I'm happy to be corrected on Hunt, but as Joe says parachuting craps over what local party democracy exists. If Hunt does make the shortlist I'll listen to what he has to say - but I remain convinced any MP who, at least in their first term, is focused on a ministry would is not what the local party or the constituency needs.

new hegemony said...

Robin Cook often cited Deutscher's biography of Trotsky as one of his favourite literary works. That didn't stop him from playing a key role in marginalising and demobilising the Labour left in the 1980s and 1990s. Some figures in the LP are happy to pay tribute to figures such as Trotsky and Engels - but on the basis that their politics were appropriate to the past when capitalism was allegedly very different to today. Hunt's biography of Engels need mean nothing in relation to how he conducts himself in parliament.

james said...

Parachuting is always an issue for parties in a parliamentary system - local parties will prefer a candidate that will be active in the constituency but the parliamentary party will need MPs willing and able to be ministers or in a shadow cabinet...

I hope you will press the shortlist on mutualism, mind.

james said...

new hegemony - point taken, but the conditions are different. namely, whereas cook was operating at a time of the rise of neoliberal ideology, we are now seeing this orthodoxy unravel.

EddM said...

Most of Hunt's stuff that I've read has been more enthusiastic about the Liberal tradition within the labour movement than the socialist - let alone revolutionary - tradition. While this doesn't necessarily make him a Blairite it should indicate at least that he won't be joining the Campaign Group or the LRC.

As for the Engels biography, I admit I didn't read it in detail, but I preferred John Green's.

Darren said...

Will you have a vote, Phil, or does the six month membership rule apply?

Phil said...

I fall foul of the six month rule, unfortunately. But I will be at the selection meeting and I will be asking a question. It'll all be blogged here.

An Inside View said...

Tristram is doind the rounds with an A-Z in one hand and a membership list in the other. Knocking on doors at 11pm desperately finding long lost friends. He's perked up his £100,000 car and hired a banger!
Lord Mandleson doesn't know stoke and he doesn't know down town stoke central either.
He loves elected Mayor's does tristram and our mayor murdering members can't wait to get their hands on him in the hustings!

pluralprogressive said...

No offence, Phil, but I thought you entered the Labour Party under no illusions.

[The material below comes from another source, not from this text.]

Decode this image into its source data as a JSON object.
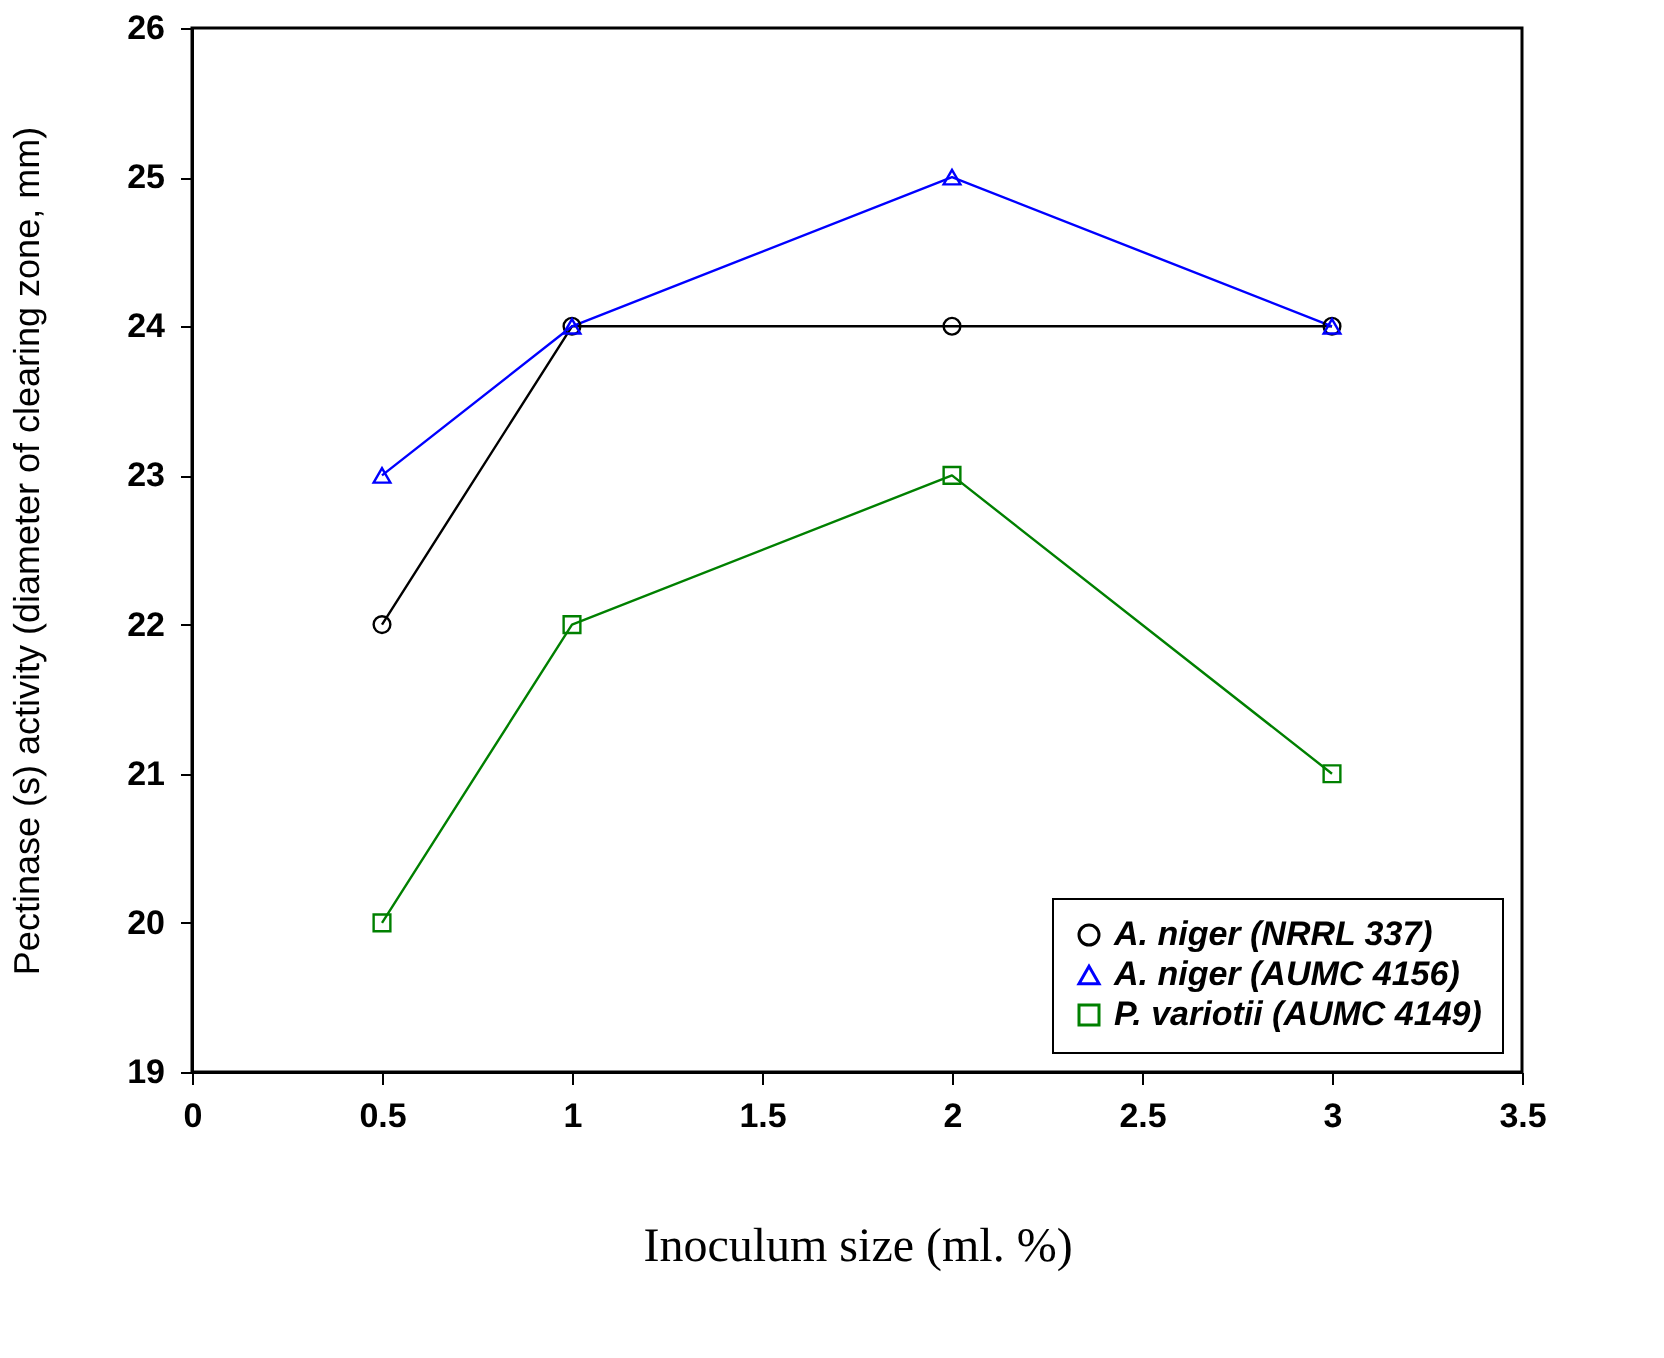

Having "outsiders" on the short-list and, in some cases, selected as PPCs, is now all part and parcel of modern Labour politics.

Your tribalism of wanting Stoke-only candidates smacks of the kind of politics which is shouted by local Tories (Turnip Taliban, anyone?).

Fair enough, you may have an issue regarding his politics, but Tristram has been a Labour Party member longer than yourself, Phil.

Phil said...

It is a problem, but it isn't a battle that has been won by the leadership yet ... And yes, Tristram may have been a party member longer than I - but I'm not seeking office.

Anonymous said...

What type of question will you ask Phil?

An Inside View said...

Tristram may, or may not have been put onto any long list/short list by the Stoke Central Executive, we just don't know.
But a 'special selections panel' that has taken over democracy (omov)in the party put him on the longlist/shortlist, as though they speak for stoke with a nod through.

Whether Phil is right or wrong is immaterial.What is wrong, is that it is considered the usual practice that anyone should be given a preference and given their Lordships approval.
Mandleson has form in interfering in local democracy but is considered as being the 'new way of doing things'.
If Phil holds the belief that this new way goes towards administering against local democracy, then I'm sure his voice is more than welcome.

Phil said...

I'm torn between asking if panelists know what the 'Mother Town' is, or Soviet Union: state cap or degenerate workers' state?